— Я вижу это впервые.
Хьерстад обернулся к подросткам.
— Хотел бы я знать, где находится автор этого опуса! Может, его написало привидение? Мираж? Фата-моргана?
— Ага, привидение! — взвизгнула девчонка.
— Мы подадим в суд, — сказал Хьерстад. Он словно нажал на кнопку: пять-шесть подростков сразу зашумели.
— Правильно. Подавайте в суд, — согласился я.
— Это не шутка. Мы вчиним вам иск.
— Вчиняйте, и немедля.
Хьерстад завращал глазами.
— Как вы себя ведете! — крикнул он.
Я вернулся к крыльцу, одним прыжком одолел лестницу, громко хлопнул дверью и бегом рванул в уборную.
Через четверть часа я поднялся на второй этаж, постучал к матери. Тишина. Я постучал еще раз, подергал дверь. Заперто. На ступеньках появилась Бетти.
— Впусти меня, — сказал я.
— Нет, — пискнула мамаша из комнаты.
— Тут кое-кто заходил. Знаешь кто?
— Я честно выразила определенное мнение, — ответила она.
— Нельзя так грубо нападать через газету на монголоидов. Все с ними носятся как с писаной торбой, коммуна на них не надышится. С тем же успехом ты могла бы написать, что Бундевик[12] изнасиловал целый детский сад.
Одно дело, что она накатала это письмо, и совсем другое — что редакция «Курьера» его напечатала. Я знал тамошних сотрудников и понимал, что никакой ошибки тут нет. Они сидели себе по кабинетам и опять животы надрывали от смеха.
— Я не уйду, пока ты не отопрешь, — сказал я.
Прошло с полминуты. Потом скрежетнул замок. Я распахнул дверь и обнаружил, что заперлась она еще по одной причине. Нинина кровать была не тронута. Чемоданчик, который я тащил всю дорогу, исчез.
— Где она? — спросил я.
Мать глядела во двор.
— Ей нужно побыть в другом месте, пока все не утрясется.
— Ты ее отослала?
— Она сама так решила.
— И где же она?
Мамаша опять уставилась в окно. Наверно, высматривала, не возвращается ли Хуго.
— Она просила никому не говорить.
— Вранье. Она ни капельки меня не боится.
Я шагнул к ней. Она попятилась.
— Кого ты подыскала? Мужика?
Она нетерпеливо поглядывала на подъездную дорожку.
— К кому ты ее отправила?
— Нина в хороших руках, можешь не сомневаться, — прошептала она, с трудом расклеив пересохшие губы.
Я смотрел на нее, на черные с проседью волосы, на рот, подведенный ржаво-красной помадой, на строгую блузку и клетчатую юбку. А глаза, они стали совсем как у бабушки, я помнил, как они иной раз сверкали. Мамаша так не умела. Не в ее это духе. Ее вспышки были наигранны, она использовала их как рычаг, чтобы добиваться своего. Я был не в силах смотреть в бездонную яму недоразумений. Кивком показал на кровать, велел ей сесть. Она покорно метнулась туда.

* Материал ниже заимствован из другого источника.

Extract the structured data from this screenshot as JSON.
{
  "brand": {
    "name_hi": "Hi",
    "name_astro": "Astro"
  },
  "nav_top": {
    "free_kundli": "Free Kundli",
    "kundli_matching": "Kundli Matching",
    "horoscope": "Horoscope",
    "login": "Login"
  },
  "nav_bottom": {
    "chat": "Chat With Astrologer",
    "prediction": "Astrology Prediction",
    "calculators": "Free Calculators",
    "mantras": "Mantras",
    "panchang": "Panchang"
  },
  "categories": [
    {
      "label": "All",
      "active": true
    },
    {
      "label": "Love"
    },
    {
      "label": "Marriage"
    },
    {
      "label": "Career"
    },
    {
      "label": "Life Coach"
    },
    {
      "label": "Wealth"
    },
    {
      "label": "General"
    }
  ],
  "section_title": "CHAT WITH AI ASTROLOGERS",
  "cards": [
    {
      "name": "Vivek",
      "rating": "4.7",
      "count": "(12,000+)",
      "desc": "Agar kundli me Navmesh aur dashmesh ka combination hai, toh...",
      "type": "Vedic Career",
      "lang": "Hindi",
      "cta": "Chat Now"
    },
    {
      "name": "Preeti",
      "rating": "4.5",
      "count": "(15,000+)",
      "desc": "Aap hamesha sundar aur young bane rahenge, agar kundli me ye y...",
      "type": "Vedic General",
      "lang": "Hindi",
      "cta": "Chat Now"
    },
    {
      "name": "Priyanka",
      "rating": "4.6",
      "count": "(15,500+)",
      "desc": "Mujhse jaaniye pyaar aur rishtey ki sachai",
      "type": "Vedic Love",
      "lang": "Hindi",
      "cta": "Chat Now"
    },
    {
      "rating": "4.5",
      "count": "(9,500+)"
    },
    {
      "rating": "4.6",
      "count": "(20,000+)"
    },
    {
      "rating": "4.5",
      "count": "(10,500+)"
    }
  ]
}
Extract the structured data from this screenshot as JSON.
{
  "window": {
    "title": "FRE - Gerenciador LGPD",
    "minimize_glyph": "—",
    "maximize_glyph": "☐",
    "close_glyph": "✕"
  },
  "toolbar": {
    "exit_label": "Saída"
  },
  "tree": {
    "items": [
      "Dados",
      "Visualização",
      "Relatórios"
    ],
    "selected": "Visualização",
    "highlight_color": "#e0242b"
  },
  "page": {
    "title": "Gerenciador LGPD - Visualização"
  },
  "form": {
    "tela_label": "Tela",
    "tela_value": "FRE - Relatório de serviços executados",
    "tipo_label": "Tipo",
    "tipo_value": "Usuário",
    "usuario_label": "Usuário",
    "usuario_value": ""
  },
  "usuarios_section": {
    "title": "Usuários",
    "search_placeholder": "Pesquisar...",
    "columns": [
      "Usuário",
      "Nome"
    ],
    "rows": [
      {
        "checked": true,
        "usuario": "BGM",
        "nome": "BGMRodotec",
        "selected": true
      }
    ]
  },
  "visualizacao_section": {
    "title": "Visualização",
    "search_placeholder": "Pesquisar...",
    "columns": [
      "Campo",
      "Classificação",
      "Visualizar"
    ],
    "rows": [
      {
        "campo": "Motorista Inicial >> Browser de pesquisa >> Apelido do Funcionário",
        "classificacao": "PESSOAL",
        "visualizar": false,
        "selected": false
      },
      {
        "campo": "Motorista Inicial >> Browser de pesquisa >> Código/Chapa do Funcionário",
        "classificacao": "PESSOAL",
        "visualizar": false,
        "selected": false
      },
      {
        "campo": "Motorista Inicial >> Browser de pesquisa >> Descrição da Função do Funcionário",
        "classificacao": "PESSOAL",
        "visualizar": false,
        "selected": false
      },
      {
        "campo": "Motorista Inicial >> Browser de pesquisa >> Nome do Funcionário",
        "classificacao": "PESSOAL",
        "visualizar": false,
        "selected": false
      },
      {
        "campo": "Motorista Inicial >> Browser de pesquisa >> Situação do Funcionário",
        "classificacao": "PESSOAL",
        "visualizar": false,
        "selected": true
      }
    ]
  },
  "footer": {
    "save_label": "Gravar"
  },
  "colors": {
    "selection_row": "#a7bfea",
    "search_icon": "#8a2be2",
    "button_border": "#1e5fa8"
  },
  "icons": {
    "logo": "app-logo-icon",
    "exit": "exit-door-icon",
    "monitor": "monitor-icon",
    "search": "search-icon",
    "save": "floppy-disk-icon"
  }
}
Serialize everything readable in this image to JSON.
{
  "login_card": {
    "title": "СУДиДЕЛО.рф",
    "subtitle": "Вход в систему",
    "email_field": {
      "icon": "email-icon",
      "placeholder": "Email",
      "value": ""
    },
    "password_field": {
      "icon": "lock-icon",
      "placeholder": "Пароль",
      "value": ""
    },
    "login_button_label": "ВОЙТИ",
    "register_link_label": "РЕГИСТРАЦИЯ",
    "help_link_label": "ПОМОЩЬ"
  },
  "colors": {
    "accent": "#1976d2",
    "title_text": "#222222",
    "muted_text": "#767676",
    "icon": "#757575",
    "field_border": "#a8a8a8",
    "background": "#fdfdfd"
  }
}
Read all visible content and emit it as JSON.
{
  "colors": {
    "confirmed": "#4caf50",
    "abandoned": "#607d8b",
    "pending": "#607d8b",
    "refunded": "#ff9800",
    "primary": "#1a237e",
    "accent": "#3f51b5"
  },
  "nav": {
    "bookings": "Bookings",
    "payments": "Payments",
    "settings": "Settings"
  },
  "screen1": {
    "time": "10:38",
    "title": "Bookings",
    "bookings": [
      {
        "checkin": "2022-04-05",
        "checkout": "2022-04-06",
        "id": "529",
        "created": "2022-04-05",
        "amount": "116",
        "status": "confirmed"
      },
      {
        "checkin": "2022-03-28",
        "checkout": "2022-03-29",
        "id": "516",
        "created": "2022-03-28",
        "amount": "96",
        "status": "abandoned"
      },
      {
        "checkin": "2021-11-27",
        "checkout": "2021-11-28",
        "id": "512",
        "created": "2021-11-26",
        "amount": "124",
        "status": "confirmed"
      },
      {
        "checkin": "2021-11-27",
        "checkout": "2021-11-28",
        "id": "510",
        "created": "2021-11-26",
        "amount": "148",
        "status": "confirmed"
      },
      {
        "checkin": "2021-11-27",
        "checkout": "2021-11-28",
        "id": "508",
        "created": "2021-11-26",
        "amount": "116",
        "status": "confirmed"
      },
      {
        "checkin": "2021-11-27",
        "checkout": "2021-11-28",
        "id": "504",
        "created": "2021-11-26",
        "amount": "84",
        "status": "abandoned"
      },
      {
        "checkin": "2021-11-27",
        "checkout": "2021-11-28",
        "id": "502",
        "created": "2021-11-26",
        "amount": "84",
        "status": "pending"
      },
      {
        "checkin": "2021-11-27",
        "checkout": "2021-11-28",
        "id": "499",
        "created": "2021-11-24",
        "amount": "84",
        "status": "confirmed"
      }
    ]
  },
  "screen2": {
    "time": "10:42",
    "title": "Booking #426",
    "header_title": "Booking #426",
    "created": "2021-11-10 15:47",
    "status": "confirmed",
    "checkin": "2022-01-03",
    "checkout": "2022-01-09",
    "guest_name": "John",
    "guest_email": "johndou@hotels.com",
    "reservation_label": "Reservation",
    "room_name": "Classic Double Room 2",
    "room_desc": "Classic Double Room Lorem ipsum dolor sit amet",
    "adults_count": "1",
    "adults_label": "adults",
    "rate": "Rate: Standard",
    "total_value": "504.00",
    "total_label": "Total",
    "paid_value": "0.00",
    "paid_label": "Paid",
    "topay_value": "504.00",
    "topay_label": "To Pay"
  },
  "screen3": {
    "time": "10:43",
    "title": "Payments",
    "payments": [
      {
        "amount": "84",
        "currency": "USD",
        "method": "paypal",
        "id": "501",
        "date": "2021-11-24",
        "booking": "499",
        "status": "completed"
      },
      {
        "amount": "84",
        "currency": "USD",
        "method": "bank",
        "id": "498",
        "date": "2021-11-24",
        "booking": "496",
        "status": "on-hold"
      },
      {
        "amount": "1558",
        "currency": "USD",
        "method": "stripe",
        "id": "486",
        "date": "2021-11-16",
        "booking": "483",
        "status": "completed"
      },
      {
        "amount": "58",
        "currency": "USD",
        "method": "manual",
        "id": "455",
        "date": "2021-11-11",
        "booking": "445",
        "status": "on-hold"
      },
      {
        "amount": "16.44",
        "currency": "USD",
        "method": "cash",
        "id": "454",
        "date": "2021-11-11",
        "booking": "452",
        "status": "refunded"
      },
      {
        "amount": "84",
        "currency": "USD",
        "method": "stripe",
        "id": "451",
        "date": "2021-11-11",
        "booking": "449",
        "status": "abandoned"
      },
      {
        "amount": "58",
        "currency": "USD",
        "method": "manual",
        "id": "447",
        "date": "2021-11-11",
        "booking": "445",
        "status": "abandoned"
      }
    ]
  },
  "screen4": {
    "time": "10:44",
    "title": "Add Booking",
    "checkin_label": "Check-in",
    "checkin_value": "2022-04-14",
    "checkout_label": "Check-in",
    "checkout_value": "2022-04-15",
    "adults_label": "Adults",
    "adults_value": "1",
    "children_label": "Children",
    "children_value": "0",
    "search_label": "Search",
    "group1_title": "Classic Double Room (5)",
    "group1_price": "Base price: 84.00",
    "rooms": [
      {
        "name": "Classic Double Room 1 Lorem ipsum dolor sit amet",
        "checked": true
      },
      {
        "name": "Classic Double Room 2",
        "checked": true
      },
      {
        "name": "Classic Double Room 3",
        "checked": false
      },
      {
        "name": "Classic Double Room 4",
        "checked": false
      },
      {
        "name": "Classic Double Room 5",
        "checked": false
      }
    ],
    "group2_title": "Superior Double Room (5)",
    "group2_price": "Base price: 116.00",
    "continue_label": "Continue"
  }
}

— Выпороть бы тебя прилюдно. Жаль, запрещено это теперь. Попробуем по-другому. Который час, Бетти?
— Четверть десятого.
— Отлично, — сказал я. — Сейчас я сяду и напишу извинение, а потом отнесу его в «Курьер» и добьюсь, чтобы оно завтра же было напечатано. После этого я вернусь сюда, и к тому времени Нина должна быть здесь. До половины одиннадцатого изволь привезти ее сюда. И мы втроем потолкуем. Надо кое в чем разобраться, внести ясность. Поговорим начистоту. Ты все поняла?
Мамаша сплела ладони и глядела в пространство.
— Ты забыл, что девчонка делала за обедом? — сказала она.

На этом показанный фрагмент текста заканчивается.